Раз вина не доказана, обвиняемый невиновен!
Против него нет никаких улик, тщательное дознание не обнаружило ни малейших свидетельств! Как смею я в нем сомневаться! Он оправдан вчистую!
А значит, чист! Я почувствовала прилив возвращающейся любви! Послать за ним, потребовать его ко двору, и, как только он воротится…
Как только воротится!
О, Господи, сама эта мысль пьянила, сердце заходилось от радости – как только он воротится, я покажу всему свету, что верю в его невиновность!
На следующий день я послала за главой Геральдической палаты. Его ответы наполнили меня торжеством – я могу это сделать, я, Елизавета! Могу и сделаю!
– Да, Ваше Величество вправе, – подтвердил герольдмейстер.
Но?..
Я совершенно явственно расслышала это «но».

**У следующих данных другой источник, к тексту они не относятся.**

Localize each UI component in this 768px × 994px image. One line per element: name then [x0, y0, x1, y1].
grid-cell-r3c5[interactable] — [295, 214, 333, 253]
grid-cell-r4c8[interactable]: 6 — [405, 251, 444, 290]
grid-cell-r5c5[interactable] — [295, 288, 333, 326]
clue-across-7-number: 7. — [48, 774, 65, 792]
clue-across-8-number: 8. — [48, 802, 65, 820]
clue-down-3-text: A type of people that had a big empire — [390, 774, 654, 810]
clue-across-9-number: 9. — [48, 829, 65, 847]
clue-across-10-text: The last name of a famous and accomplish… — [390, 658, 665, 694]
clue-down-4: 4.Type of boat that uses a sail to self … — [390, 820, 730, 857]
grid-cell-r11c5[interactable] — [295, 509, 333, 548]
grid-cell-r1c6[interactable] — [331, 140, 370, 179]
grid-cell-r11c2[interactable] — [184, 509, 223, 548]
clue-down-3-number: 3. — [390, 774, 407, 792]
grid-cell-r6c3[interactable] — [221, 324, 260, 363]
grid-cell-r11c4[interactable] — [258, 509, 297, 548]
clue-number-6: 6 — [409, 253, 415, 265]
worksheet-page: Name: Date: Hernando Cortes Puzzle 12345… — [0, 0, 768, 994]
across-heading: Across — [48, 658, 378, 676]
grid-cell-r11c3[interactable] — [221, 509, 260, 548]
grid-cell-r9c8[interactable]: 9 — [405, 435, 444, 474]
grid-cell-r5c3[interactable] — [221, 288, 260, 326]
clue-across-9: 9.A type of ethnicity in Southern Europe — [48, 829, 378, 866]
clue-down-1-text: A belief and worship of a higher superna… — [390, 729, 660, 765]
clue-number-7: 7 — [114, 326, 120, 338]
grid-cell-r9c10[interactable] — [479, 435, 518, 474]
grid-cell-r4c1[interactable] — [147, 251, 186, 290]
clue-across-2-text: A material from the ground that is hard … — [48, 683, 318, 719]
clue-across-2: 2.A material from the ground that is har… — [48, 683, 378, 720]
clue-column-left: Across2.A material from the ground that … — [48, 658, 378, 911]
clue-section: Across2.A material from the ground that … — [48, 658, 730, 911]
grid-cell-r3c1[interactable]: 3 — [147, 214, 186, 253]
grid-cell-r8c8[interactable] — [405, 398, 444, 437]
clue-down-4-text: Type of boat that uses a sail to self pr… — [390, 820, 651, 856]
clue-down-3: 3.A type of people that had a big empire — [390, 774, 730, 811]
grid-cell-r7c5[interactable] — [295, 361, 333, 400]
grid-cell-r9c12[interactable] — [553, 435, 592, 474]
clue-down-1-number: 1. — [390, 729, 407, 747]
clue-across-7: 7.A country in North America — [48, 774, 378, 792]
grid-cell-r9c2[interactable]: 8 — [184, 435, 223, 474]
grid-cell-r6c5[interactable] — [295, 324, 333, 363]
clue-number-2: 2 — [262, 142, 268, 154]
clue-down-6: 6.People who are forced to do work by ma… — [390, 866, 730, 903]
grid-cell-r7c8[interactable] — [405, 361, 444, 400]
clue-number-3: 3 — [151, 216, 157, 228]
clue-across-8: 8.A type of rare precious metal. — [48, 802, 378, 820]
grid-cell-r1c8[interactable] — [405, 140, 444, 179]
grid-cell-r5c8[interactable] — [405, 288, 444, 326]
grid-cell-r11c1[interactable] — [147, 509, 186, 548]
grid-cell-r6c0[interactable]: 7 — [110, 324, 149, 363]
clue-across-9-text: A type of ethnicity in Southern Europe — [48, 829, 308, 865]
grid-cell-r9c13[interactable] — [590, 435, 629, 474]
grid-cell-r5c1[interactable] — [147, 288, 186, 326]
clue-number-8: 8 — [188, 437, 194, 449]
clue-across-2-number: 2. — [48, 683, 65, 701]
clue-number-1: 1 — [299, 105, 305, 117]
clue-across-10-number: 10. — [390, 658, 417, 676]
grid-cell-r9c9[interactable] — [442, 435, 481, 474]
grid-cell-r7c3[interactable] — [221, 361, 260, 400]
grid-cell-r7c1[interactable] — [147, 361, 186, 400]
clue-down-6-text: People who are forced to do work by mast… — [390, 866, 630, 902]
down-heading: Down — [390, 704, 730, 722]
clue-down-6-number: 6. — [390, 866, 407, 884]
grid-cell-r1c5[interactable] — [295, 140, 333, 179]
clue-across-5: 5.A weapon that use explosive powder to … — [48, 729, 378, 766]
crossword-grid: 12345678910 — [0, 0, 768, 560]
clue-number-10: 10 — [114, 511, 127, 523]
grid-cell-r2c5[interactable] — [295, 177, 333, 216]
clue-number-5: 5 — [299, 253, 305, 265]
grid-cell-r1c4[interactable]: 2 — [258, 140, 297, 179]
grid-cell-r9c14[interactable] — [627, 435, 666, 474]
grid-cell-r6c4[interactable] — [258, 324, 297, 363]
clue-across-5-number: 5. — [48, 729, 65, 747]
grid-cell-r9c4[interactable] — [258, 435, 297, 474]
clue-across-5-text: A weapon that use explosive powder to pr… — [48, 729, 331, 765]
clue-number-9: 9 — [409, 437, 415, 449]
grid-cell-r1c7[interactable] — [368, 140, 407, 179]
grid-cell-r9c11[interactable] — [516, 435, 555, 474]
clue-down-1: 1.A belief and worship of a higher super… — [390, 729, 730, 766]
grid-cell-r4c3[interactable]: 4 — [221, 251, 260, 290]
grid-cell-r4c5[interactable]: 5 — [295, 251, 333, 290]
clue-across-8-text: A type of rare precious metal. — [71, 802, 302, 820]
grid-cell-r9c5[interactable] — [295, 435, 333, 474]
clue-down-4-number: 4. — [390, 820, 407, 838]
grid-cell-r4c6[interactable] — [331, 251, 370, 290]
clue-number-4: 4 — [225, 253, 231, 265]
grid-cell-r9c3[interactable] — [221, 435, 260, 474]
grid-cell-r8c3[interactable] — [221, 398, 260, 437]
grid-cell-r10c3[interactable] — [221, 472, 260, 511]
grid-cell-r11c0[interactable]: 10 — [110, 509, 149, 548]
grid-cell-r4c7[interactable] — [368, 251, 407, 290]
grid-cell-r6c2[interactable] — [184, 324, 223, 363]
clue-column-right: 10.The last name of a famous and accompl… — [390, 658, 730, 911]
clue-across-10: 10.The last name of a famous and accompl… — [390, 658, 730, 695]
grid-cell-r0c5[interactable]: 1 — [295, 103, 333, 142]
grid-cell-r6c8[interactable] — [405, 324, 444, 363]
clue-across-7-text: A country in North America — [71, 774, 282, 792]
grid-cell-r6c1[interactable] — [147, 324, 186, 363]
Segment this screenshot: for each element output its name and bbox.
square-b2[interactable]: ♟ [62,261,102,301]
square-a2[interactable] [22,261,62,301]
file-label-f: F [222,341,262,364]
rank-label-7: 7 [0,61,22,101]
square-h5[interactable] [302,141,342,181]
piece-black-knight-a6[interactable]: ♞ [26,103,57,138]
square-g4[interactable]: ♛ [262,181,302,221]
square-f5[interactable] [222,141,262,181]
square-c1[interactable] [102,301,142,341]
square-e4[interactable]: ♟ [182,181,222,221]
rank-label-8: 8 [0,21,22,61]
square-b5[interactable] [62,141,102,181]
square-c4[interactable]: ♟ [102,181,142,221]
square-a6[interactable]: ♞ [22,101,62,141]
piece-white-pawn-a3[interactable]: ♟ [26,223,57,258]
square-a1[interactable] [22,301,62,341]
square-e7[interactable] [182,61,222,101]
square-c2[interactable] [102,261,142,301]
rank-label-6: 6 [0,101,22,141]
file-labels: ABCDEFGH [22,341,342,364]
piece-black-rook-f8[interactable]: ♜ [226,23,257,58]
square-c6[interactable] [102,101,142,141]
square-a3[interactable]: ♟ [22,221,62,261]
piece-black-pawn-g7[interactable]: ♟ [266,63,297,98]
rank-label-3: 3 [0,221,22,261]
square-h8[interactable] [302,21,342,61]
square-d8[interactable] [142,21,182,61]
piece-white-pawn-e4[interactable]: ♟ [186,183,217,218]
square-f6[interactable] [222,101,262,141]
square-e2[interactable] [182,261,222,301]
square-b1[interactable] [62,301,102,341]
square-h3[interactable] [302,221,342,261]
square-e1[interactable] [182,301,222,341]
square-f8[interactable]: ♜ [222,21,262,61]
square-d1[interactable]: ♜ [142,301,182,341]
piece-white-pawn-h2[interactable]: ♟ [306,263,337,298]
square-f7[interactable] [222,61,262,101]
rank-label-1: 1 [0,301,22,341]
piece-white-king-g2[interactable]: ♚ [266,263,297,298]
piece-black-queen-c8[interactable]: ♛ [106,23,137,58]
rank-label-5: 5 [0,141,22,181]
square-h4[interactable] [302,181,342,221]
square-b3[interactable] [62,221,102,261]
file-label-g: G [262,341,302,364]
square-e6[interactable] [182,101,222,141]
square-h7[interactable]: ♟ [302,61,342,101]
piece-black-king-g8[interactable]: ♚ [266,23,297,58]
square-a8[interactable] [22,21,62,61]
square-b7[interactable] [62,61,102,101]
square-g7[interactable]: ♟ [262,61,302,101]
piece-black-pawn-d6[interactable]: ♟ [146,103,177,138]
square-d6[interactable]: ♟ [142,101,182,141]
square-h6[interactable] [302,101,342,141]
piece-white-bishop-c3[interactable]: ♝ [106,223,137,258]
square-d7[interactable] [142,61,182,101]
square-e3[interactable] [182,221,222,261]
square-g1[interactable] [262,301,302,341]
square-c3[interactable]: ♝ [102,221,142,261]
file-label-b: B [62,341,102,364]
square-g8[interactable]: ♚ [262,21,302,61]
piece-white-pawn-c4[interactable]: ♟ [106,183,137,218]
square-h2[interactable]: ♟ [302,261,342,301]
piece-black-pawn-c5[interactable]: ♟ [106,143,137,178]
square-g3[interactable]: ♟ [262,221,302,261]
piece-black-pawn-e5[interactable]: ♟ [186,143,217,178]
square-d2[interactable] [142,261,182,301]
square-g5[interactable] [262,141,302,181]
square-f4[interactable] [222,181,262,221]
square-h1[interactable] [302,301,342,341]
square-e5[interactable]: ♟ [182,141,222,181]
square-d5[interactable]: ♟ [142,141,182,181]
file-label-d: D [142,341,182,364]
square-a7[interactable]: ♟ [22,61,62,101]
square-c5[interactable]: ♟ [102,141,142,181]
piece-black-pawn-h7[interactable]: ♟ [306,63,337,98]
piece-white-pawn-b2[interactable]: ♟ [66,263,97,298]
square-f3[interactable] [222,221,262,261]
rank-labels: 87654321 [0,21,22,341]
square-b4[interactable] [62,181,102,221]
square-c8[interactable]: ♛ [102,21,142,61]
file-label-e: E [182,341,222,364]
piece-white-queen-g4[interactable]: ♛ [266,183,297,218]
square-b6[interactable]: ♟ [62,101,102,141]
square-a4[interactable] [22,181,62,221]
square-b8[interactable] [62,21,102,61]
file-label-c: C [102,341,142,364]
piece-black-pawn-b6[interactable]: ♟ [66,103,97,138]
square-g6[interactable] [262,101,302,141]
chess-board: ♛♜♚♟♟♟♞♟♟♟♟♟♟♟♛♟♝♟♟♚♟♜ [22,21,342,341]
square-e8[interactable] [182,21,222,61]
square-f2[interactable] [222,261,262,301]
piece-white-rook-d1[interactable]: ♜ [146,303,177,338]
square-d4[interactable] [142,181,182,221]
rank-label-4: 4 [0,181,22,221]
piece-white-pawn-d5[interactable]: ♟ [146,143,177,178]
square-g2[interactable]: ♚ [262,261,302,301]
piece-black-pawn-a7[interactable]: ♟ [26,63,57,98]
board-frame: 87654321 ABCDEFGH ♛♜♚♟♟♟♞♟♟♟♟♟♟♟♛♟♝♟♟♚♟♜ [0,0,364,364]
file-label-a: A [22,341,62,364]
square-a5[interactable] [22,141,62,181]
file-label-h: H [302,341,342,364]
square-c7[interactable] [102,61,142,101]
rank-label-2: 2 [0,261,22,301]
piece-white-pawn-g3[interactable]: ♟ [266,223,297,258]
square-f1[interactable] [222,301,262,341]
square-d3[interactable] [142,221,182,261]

Впрочем, он ведь вовсе не возражал, он ударился в воспоминания о «добром короле Гарри».
– Ваш батюшка возвеличил многих, мадам, но прежде всего одного…
– Лорда-протектора, графа Сомерсета, дядю моего брата?
– Да, ваш батюшка осыпал его многими милостями, – кивнул герольдмейстер, – сделал графом Гертфордом (и этот титул поныне сохраняется за его сыном), герцогом Сомерсетом, и не только. Но величайшим из фаворитов вашего отца был первый…
– Первый?
– Его первый министр, кардинал Вулси. Да, я вижу. Ваше Величество знает про этого человека – величайшего человека своего времени, разъезжавшего из дворца во дворец в золоте и пурпуре похлеще королевских, как говорили его недруги. – Он замолк, ожидая моего ответа. – Ваш батюшка сделал его… дайте-ка вспомнить. – Он задумался, потом принялся перечислять, педантично загибая старческие пальцы:
– Деканом Йоркским, настоятелем собора Святого Павла, епископом Линкольнским, епископом Батским и Веллским, Даремским и Вестминстерским, Сент-Олбанским и Вустерским.
Я сглотнула, потом ехидно осведомилась:
– И все?
– О нет, Ваше Величество, – с жаром заверил герольдмейстер. – После он стал архиепископом Йоркским, кардиналом Римским, папским легатом в Англии, величайшим и богатейшим из князей церкви!
– Неплохой улов! – пробормотала я.
К чему этот разговор? – Воистину, мой отец был щедр к своим слугам!
– Царственно щедр – как и Ваше Величество! – Он поклонился, и я отпустила его не задумываясь.